Bond contrarians vindicated by US Treasury yield plunge

Bond fund managers who bucked a market consensus earlier this year that long-term interest rates and inflation were headed sharply higher have been rewarded with outsize performance during the market switchback of the past few weeks.

Star managers including Scott Minerd at Guggenheim Partners and Stephen Liberatore of Nuveen are riding high in industry league tables, after US Treasury yields plunged as low as 1.25 per cent this week, compared with a peak above 1.7 per cent at the end of March.

Markets have come round to the view that the global economic rebound will soon decelerate, and the US Federal Reserve is unlikely to lose control of inflation.

“Ultimately the market ran too far in front of the recovery,” said Liberatore, lead portfolio manager for Nuveen’s fixed income strategies, whose core impact bond managed accounts have outperformed all their peers since the end of March.

“We are more likely to go below 1 per cent [on the 10-year] than we are to be substantially above 1.5 or 1.75 per cent,” he said.

Two Guggenheim funds managed by Minerd and his team are also among the five best performing intermediate bond funds since the end of the first quarter, according to Morningstar, with total returns above 4 per cent.

At the start of March, when the 10-year note was still four weeks shy of its peak and his funds were receiving a drubbing, Minerd, global chief investment officer at Guggenheim, made the case for contrarians.

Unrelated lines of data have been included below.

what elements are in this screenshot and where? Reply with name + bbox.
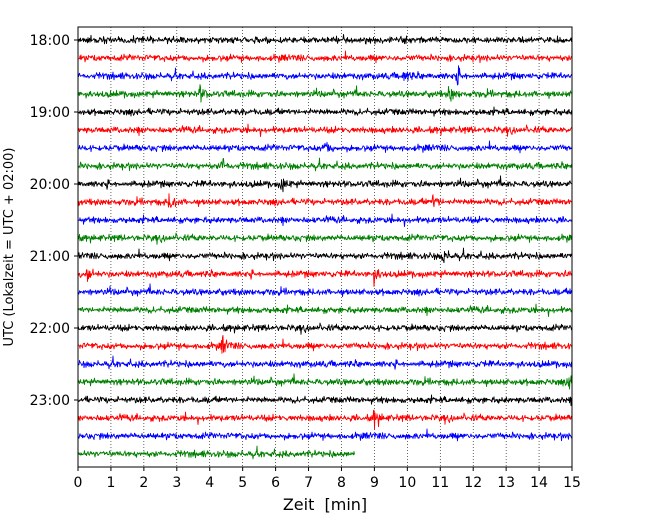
x-tick-label: 3 [172, 475, 181, 491]
x-tick-label: 10 [398, 475, 416, 491]
seismic-trace [77, 373, 573, 390]
plot-frame [77, 26, 573, 468]
x-tick-label: 1 [106, 475, 115, 491]
seismic-trace [77, 428, 573, 442]
y-tick-label: 20:00 [30, 177, 70, 193]
seismic-trace [77, 394, 573, 407]
y-axis-label: UTC (Lokalzeit = UTC + 02:00) [2, 148, 17, 347]
seismic-trace [77, 409, 573, 430]
x-axis-label: Zeit [min] [283, 495, 367, 514]
seismic-trace [77, 355, 573, 370]
trace-group [77, 34, 573, 460]
seismic-trace [77, 34, 573, 45]
x-tick-label: 13 [497, 475, 515, 491]
x-tick-label: 5 [238, 475, 247, 491]
seismic-trace [77, 303, 573, 318]
x-tick-label: 12 [464, 475, 482, 491]
seismic-trace [77, 268, 573, 287]
y-axis-ticks: 18:00 19:00 20:00 21:00 22:00 23:00 [30, 33, 78, 409]
seismic-trace [77, 193, 573, 208]
seismic-trace [77, 445, 355, 460]
x-tick-label: 9 [370, 475, 379, 491]
x-tick-label: 2 [139, 475, 148, 491]
seismic-trace [77, 334, 573, 354]
y-tick-label: 23:00 [30, 393, 70, 409]
y-tick-label: 21:00 [30, 249, 70, 265]
x-tick-label: 6 [271, 475, 280, 491]
x-tick-label: 11 [431, 475, 449, 491]
seismic-trace [77, 175, 573, 193]
seismic-trace [77, 65, 573, 86]
y-tick-label: 22:00 [30, 321, 70, 337]
grid-lines [110, 27, 540, 467]
x-tick-label: 4 [205, 475, 214, 491]
seismic-trace [77, 140, 573, 154]
y-tick-label: 19:00 [30, 105, 70, 121]
x-tick-label: 0 [74, 475, 83, 491]
seismic-trace [77, 123, 573, 138]
seismic-trace [77, 232, 573, 245]
seismic-trace [77, 283, 573, 298]
x-tick-label: 14 [530, 475, 548, 491]
x-tick-label: 15 [563, 475, 581, 491]
seismic-trace [77, 247, 573, 264]
seismic-trace [77, 322, 573, 335]
seismic-trace [77, 50, 573, 64]
seismic-trace [77, 106, 573, 117]
x-tick-label: 8 [337, 475, 346, 491]
seismic-trace [77, 84, 573, 103]
x-axis-ticks: 0 1 2 3 4 5 6 7 8 9 10 11 12 13 14 15 [74, 467, 581, 491]
seismic-trace [77, 157, 573, 172]
y-tick-label: 18:00 [30, 33, 70, 49]
seismic-trace [77, 213, 573, 228]
x-tick-label: 7 [304, 475, 313, 491]
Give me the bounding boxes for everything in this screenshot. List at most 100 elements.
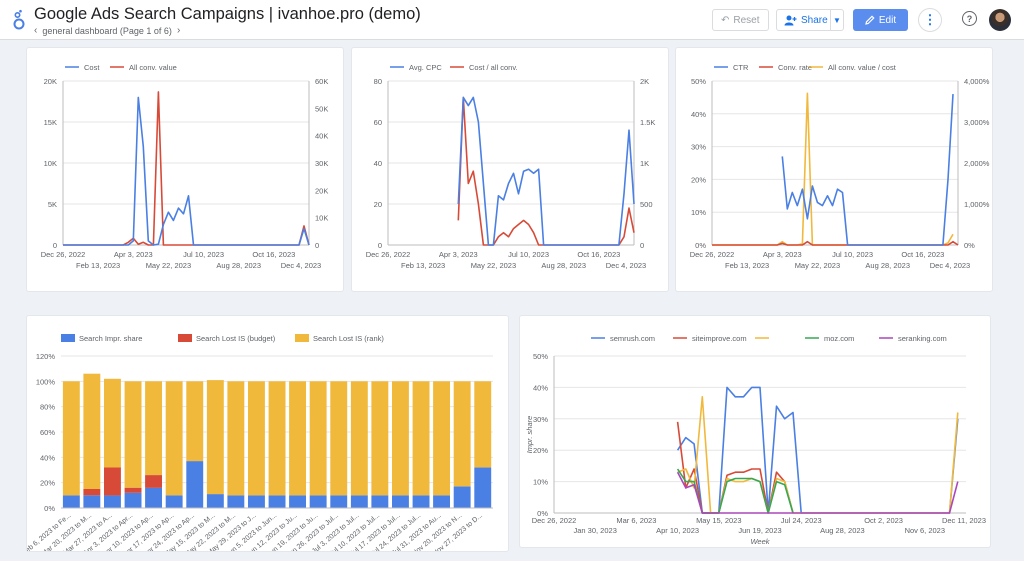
bar-segment-blue: [289, 495, 306, 508]
bar-segment-blue: [62, 495, 80, 508]
y-tick-label-right: 60K: [315, 77, 328, 86]
y-tick-label-left: 50%: [691, 77, 706, 86]
y-tick-label-left: 40%: [691, 110, 706, 119]
y-tick-label-left: 80: [374, 77, 382, 86]
page-label[interactable]: general dashboard (Page 1 of 6): [42, 25, 172, 36]
y-tick-label-right: 10K: [315, 214, 328, 223]
bar-segment-yellow: [453, 381, 471, 487]
series-line-cost: [63, 96, 310, 246]
x-tick-label: Apr 3, 2023: [439, 250, 478, 259]
series-line-ctr: [781, 94, 954, 246]
x-tick-label: Jul 10, 2023: [832, 250, 873, 259]
x-tick-label: Oct 16, 2023: [577, 250, 620, 259]
series-line-avg-cpc: [457, 96, 635, 246]
chart-card-cost: Cost All conv. value 0 5K 10K 15K 20K 0 10K 20K 30…: [27, 48, 343, 291]
share-dropdown-icon[interactable]: ▼: [833, 15, 841, 25]
y-tick-label-right: 0%: [964, 241, 975, 250]
x-tick-label: Oct 16, 2023: [901, 250, 944, 259]
bar-segment-yellow: [392, 381, 409, 496]
x-tick-label: Jan 30, 2023: [574, 526, 617, 535]
bar-segment-blue: [371, 495, 389, 508]
chart-card-auction-insights: semrush.com siteimprove.com moz.com seranki…: [520, 316, 990, 547]
avatar[interactable]: [989, 9, 1011, 31]
legend-label: Search Lost IS (budget): [196, 334, 276, 343]
reset-button[interactable]: ↶ Reset: [712, 9, 769, 31]
bar-segment-yellow: [124, 381, 142, 488]
y-tick-label: 0%: [537, 509, 548, 518]
y-tick-label-right: 1.5K: [640, 118, 655, 127]
looker-studio-logo-icon: [13, 9, 25, 30]
avg-cpc-chart: Avg. CPC Cost / all conv. 0 20 40 60 80 0 500 1K 1…: [366, 63, 656, 270]
y-tick-label-right: 3,000%: [964, 118, 990, 127]
pencil-icon: [865, 15, 875, 25]
bar-segment-blue: [330, 495, 348, 508]
y-tick-label-left: 0: [378, 241, 382, 250]
y-tick-label-left: 20K: [44, 77, 57, 86]
bar-segment-yellow: [433, 381, 450, 496]
y-tick-label-left: 10%: [691, 208, 706, 217]
share-button[interactable]: Share ▼: [776, 9, 844, 31]
bar-segment-blue: [248, 495, 265, 508]
y-tick-label-right: 50K: [315, 104, 328, 113]
reset-icon: ↶: [721, 14, 730, 26]
y-tick-label-right: 30K: [315, 159, 328, 168]
bar-segment-blue: [186, 461, 204, 508]
bar-segment-yellow: [268, 381, 286, 496]
y-tick-label: 40%: [40, 453, 55, 462]
x-tick-label: Dec 26, 2022: [690, 250, 735, 259]
legend-label: moz.com: [824, 334, 854, 343]
bar-segment-blue: [104, 495, 121, 508]
chart-card-cpc: Avg. CPC Cost / all conv. 0 20 40 60 80 0 500 1K 1…: [352, 48, 668, 291]
share-label: Share: [801, 14, 828, 26]
x-tick-label: Aug 28, 2023: [216, 261, 261, 270]
bar-segment-blue: [474, 467, 492, 508]
top-bar: Google Ads Search Campaigns | ivanhoe.pr…: [0, 0, 1024, 40]
bar-segment-yellow: [186, 381, 204, 462]
previous-page-icon[interactable]: ‹: [34, 25, 38, 36]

“The foregone conclusion today is that long-term rates are on an uninterrupted trajectory higher,” he said then. “History tells us something different.”

Minerd argued vast stimulus from governments and central banks would ultimately result in accumulated savings, which would eventually find a home in financial markets and drive Treasury yields lower.

His funds are now positive for the year and ahead of the Bloomberg Barclays US Aggregate index, the main fixed income benchmark for investors. The Aggregate has recovered 2.6 per cent from the start of April for a total return of minus 0.8 per cent in 2021 so far.

A steady decline in yields since the start of the second quarter accelerated sharply this month, which market participants attributed to a liquidation of short positions by hedge funds and other momentum-orientated traders whose bets had turned against them.

PGIM’s total return bond fund, managed by Robert Tipp, has rebounded 4.15 per cent after a tough first quarter and is now ahead of the benchmark, as he remained steadfast in his view that long-dated Treasuries were headed lower.

“The market was banking on a dovish contingency at the Fed,” Tipp said, who would allow the economy to run hot, pushing up inflation and reducing the value of long-dated bonds. That narrative stalled last month, he said, when Fed officials opened the door to raising rates in 2023, earlier than previously expected.

Mark Lindbloom, who manages the Western Asset core plus bond fund echoed that view. “We do not believe the Fed today, or in the future will sacrifice its credibility” from taming inflation in the 1980s, he said.